Many of Spain’s woes relate to a dizzying real-estate boom and bust. The average house in the country has lost around 40% of its value since a peak in 2007. Prices have been falling for more than five years, although the pace of decline has mercifully slowed in recent quarters.
The combination of high unemployment and plunging property prices is bad news for Spanish banks. How bad? Non-performing loans have set a new record, according to data released today. Doubtful loans in December were worth a whopping €197 billion ($270 billion), roughly the same as the annual GDP of Singapore.
Just under 14% of all Spanish bank loans are now behind on payments, and this ratio is likely to get worse before it gets better. Even after the recent declines, by most measures Spanish property remains overvalued by around 10% versus long-term averages (link in Spanish). With the labor market improving very slowly, borrowers will continue to struggle to service their loans. The economy is out of recession, but growth remains anemic.

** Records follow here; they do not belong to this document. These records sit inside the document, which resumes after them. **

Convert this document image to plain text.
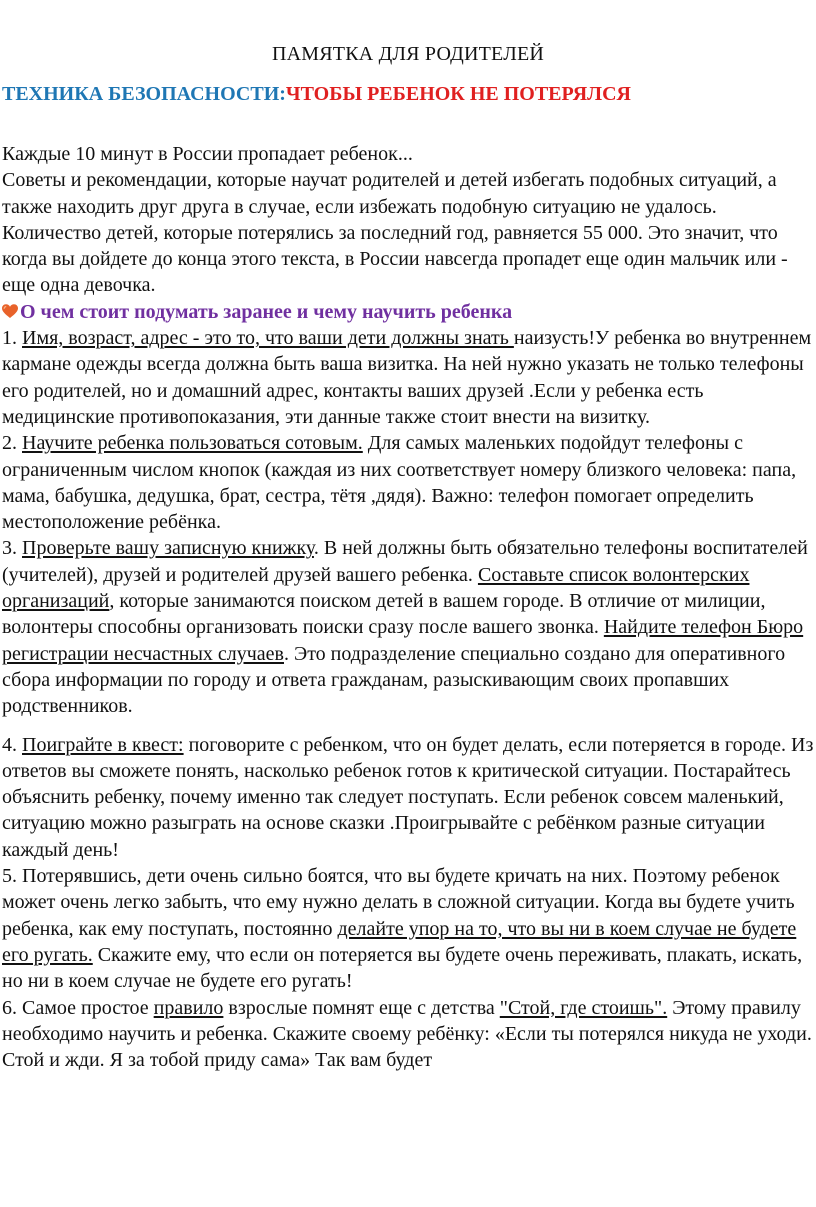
ПАМЯТКА ДЛЯ РОДИТЕЛЕЙ
ТЕХНИКА БЕЗОПАСНОСТИ:ЧТОБЫ РЕБЕНОК НЕ ПОТЕРЯЛСЯ

Каждые 10 минут в России пропадает ребенок...

Советы и рекомендации, которые научат родителей и детей избегать подобных ситуаций, а также находить друг друга в случае, если избежать подобную ситуацию не удалось.

Количество детей, которые потерялись за последний год, равняется 55 000. Это значит, что когда вы дойдете до конца этого текста, в России навсегда пропадет еще один мальчик или - еще одна девочка.

О чем стоит подумать заранее и чему научить ребенка

1. Имя, возраст, адрес - это то, что ваши дети должны знать наизусть!У ребенка во внутреннем кармане одежды всегда должна быть ваша визитка. На ней нужно указать не только телефоны его родителей, но и домашний адрес, контакты ваших друзей .Если у ребенка есть медицинские противопоказания, эти данные также стоит внести на визитку.

2. Научите ребенка пользоваться сотовым. Для самых маленьких подойдут телефоны с ограниченным числом кнопок (каждая из них соответствует номеру близкого человека: папа, мама, бабушка, дедушка, брат, сестра, тётя ,дядя). Важно: телефон помогает определить местоположение ребёнка.

3. Проверьте вашу записную книжку. В ней должны быть обязательно телефоны воспитателей (учителей), друзей и родителей друзей вашего ребенка. Составьте список волонтерских организаций, которые занимаются поиском детей в вашем городе. В отличие от милиции, волонтеры способны организовать поиски сразу после вашего звонка. Найдите телефон Бюро регистрации несчастных случаев. Это подразделение специально создано для оперативного сбора информации по городу и ответа гражданам, разыскивающим своих пропавших родственников.

4. Поиграйте в квест: поговорите с ребенком, что он будет делать, если потеряется в городе. Из ответов вы сможете понять, насколько ребенок готов к критической ситуации. Постарайтесь объяснить ребенку, почему именно так следует поступать. Если ребенок совсем маленький, ситуацию можно разыграть на основе сказки .Проигрывайте с ребёнком разные ситуации каждый день!

5. Потерявшись, дети очень сильно боятся, что вы будете кричать на них. Поэтому ребенок может очень легко забыть, что ему нужно делать в сложной ситуации. Когда вы будете учить ребенка, как ему поступать, постоянно делайте упор на то, что вы ни в коем случае не будете его ругать. Скажите ему, что если он потеряется вы будете очень переживать, плакать, искать, но ни в коем случае не будете его ругать!

6. Самое простое правило взрослые помнят еще с детства "Стой, где стоишь". Этому правилу необходимо научить и ребенка. Скажите своему ребёнку: «Если ты потерялся никуда не уходи. Стой и жди. Я за тобой приду сама» Так вам будет
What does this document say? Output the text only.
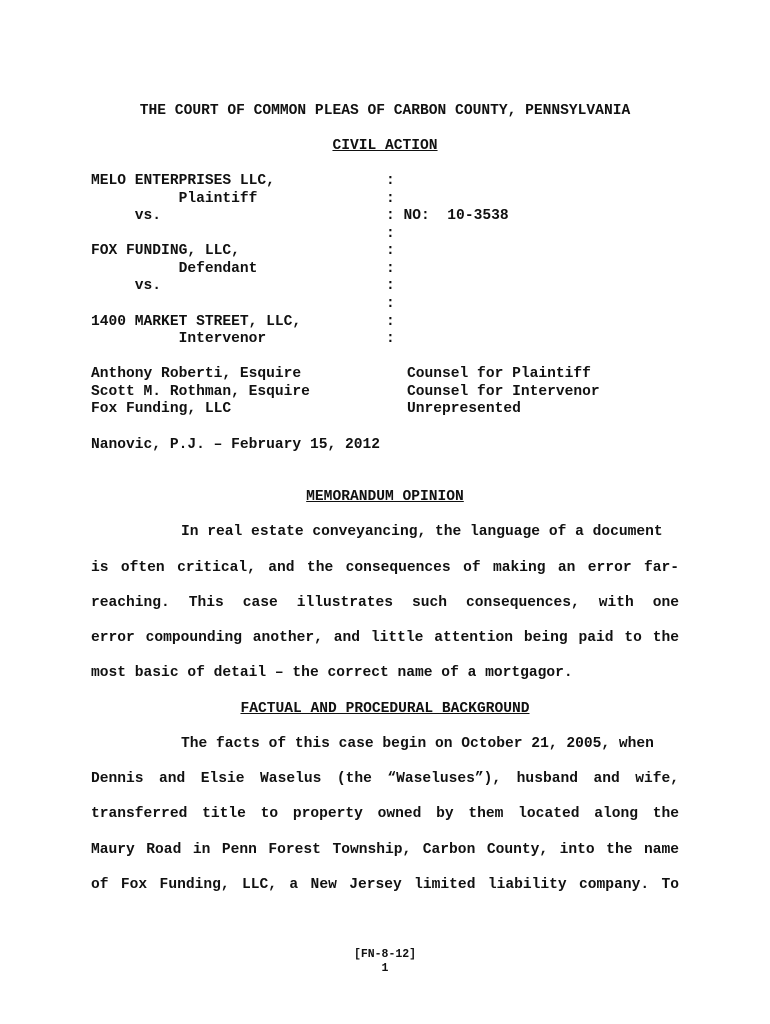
THE COURT OF COMMON PLEAS OF CARBON COUNTY, PENNSYLVANIA
CIVIL ACTION
MELO ENTERPRISES LLC,	:
Plaintiff	:
vs.	: NO:  10-3538
:
FOX FUNDING, LLC,	:
Defendant	:
vs.	:
:
1400 MARKET STREET, LLC,	:
Intervenor	:
Anthony Roberti, Esquire	Counsel for Plaintiff
Scott M. Rothman, Esquire	Counsel for Intervenor
Fox Funding, LLC	Unrepresented
Nanovic, P.J. – February 15, 2012
MEMORANDUM OPINION
In real estate conveyancing, the language of a document
is often critical, and the consequences of making an error far-
reaching. This case illustrates such consequences, with one
error compounding another, and little attention being paid to the
most basic of detail – the correct name of a mortgagor.
FACTUAL AND PROCEDURAL BACKGROUND
The facts of this case begin on October 21, 2005, when
Dennis and Elsie Waselus (the “Waseluses”), husband and wife,
transferred title to property owned by them located along the
Maury Road in Penn Forest Township, Carbon County, into the name
of Fox Funding, LLC, a New Jersey limited liability company. To
[FN-8-12]
1
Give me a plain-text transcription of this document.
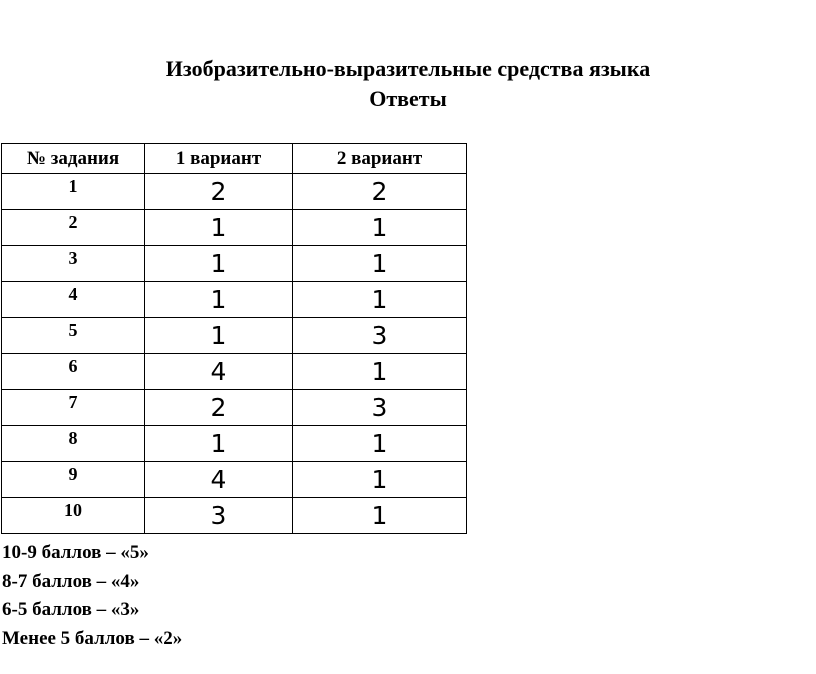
Изобразительно-выразительные средства языка
Ответы
№ задания	1 вариант	2 вариант
1	2	2
2	1	1
3	1	1
4	1	1
5	1	3
6	4	1
7	2	3
8	1	1
9	4	1
10	3	1
10-9 баллов – «5»
8-7 баллов – «4»
6-5 баллов – «3»
Менее 5 баллов – «2»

Unsurprisingly, banks have been reining in lending, with credit falling at a 10% annual pace in the latest data. Less lending means less of a chance for loans to go bad, but this also limits the Spanish economy’s ability to grow. Investors may be keen on Spanish assets, anticipating an economic recovery, but for the foreseeable future the size of the country’s bad debt pile will be one indicator unlikely to move in the right direction.